Communiqué de presse - Ce que l’évolution de l’inflation nous apprend sur la courbe de Phillips : implications pour la politique monétaire
Article publié dans la Revue économique de décembre 2013
Malgré la baisse récente de l’inflation, le niveau d’inflation est demeuré étonnamment stable dans la zone euro dans le prolongement de la récente crise économique et financière. Bien qu’elle se soit légèrement repliée en moyenne, l’inflation n’est pas tombée à des niveaux exceptionnellement bas. Cette évolution relativement stable est remarquable compte tenu de l’ampleur – sur le plan tant de la gravité que de la durée - de la crise. En effet, les théories économiques traditionnelles et les observations historiques montrent qu’une forte contraction de l’activité économique comprime sensiblement l’inflation. Les récents développements suggèrent donc que cette évolution cyclique traditionnelle de l’inflation est aujourd’hui moins prononcée.
L'article s’attelle à identifier les facteurs à l’origine du recul de la cyclicité de la dynamique de l’inflation. Il démontre notamment comment l’incidence relative des différents déterminants de l’inflation a évolué au cours des années. Pour ce faire, une courbe de Phillips à paramètres variables dans le temps est estimée pour la zone euro sur la période 1980-2013, à l’aide d’un filtre Kalman et de techniques bayésiennes.

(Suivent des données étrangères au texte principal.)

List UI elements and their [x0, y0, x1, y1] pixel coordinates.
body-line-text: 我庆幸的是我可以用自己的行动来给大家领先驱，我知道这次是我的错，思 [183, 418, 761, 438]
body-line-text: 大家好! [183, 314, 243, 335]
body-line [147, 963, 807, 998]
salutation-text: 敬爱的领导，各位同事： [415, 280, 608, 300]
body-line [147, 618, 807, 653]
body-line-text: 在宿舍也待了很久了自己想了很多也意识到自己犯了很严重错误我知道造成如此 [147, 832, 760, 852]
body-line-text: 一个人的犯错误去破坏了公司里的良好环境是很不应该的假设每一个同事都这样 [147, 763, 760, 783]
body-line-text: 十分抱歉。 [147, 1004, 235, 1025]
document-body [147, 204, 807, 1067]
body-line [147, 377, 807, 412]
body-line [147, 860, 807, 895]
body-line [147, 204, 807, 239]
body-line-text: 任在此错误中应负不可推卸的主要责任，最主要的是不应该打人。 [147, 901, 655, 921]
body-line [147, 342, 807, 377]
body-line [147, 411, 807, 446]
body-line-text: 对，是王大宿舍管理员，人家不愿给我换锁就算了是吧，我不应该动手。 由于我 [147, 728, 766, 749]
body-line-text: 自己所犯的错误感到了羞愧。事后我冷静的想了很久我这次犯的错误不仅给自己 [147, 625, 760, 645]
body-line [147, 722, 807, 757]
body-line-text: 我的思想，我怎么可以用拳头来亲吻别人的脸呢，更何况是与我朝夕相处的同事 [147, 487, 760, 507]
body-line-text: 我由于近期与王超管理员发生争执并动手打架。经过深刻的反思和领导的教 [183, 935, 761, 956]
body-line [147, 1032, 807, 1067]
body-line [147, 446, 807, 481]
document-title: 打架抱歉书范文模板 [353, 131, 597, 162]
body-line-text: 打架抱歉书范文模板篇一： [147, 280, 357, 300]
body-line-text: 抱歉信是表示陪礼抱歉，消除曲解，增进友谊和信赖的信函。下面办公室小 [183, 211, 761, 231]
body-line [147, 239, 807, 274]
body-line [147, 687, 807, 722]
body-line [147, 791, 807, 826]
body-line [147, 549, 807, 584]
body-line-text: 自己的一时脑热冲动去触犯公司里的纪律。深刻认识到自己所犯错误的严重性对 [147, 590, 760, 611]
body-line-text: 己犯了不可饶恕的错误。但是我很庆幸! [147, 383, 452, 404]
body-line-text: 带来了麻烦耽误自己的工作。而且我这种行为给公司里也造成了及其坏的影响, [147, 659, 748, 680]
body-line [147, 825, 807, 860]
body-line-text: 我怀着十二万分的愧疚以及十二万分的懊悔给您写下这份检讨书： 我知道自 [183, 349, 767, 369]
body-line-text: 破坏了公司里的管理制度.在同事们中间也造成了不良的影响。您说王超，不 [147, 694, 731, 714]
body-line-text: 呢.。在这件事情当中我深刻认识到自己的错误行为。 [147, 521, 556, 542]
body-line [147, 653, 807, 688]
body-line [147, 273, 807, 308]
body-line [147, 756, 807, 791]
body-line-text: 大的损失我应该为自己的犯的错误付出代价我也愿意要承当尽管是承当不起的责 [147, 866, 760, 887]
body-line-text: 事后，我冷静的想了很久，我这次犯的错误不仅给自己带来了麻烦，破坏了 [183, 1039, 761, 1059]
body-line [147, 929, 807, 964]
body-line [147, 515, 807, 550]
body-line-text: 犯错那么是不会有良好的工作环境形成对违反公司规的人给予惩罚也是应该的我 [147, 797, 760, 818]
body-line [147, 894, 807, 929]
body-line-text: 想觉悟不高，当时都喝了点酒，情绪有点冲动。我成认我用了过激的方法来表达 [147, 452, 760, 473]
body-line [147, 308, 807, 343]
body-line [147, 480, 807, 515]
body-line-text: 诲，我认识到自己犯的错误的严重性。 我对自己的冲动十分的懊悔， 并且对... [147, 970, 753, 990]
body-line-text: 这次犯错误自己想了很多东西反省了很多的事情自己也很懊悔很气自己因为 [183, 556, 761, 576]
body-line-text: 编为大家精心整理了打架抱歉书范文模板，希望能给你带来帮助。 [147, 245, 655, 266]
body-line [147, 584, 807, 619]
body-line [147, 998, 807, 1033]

Les résultats des estimations suggèrent que le recul de la cyclicité de l’inflation résulte d’une combinaison de trois facteurs. Tout d’abord, au cours des trois dernières décennies, l’inflation a dans une plus grande mesure été influencée par ses anticipations de long terme et dans une moindre mesure par les valeurs d’inflation antérieures. Ce phénomène, ainsi qu’un ancrage plus solide des anticipations d’inflation, engendrent un meilleur ancrage de l’inflation à l’objectif de politique monétaire. Ces constats peuvent être associés à une politique monétaire qui, après la stagflation des années 1970, s’est de plus en plus axée sur le maintien de la stabilité des prix. Ensuite, la sensibilité de l'inflation dans la zone euro aux prix à l'importation présente une tendance à la hausse, qui peut s'expliquer notamment par l'ouverture accrue de l'économie de la zone euro. Enfin, la pente de la courbe de Phillips se réduit à mesure que l’on examine des périodes plus récentes. La littérature actuelle ne donne pas d’explication définitive de l’aplatissement de la courbe de Phillips. Certains l’attribuent à des ajustements structurels dans l’économie, tels que la mondialisation, alors que d’autres pointent des modifications dans la conduite de la politique monétaire.
Les changements observés dans la dynamique de l’inflation peuvent avoir plusieurs implications pour la conduite de la politique monétaire. Ainsi, la constatation d’un meilleur ancrage de l'inflation à la définition de la stabilité des prix adoptée par la banque centrale suggère que l'efficacité de la politique monétaire par la voie traditionnelle des taux d’intérêt s’est accrue au cours des dernières décennies. En effet, dans un environnement caractérisé par une faible volatilité de l'inflation et des anticipations d'inflation, la banque centrale peut orienter les taux d'intérêt réels de manière plus contrôlée par l'intermédiaire de son taux directeur (nominal). Ce contrôle amélioré se montre surtout avantageux lorsque les taux directeurs s'approchent de leur plancher. L’aplatissement de la courbe de Phillips a également des implications pour la politique monétaire. Dans le cas de chocs de demande, l'aplatissement de la courbe de Phillips semble réduire la valeur informative des variations de l'inflation. En effet, en pareille situation, de faibles écarts de l'inflation par rapport à la cible peuvent dissimuler d'importants déséquilibres réels. Par ailleurs, en cas de chocs d’offre, l’aplatissement de la courbe de Phillips accroît l’arbitrage à court terme entre la stabilisation de l'inflation et l'activité économique, ce qui incite à réaliser une analyse approfondie de la nature des chocs qui influencent l’inflation.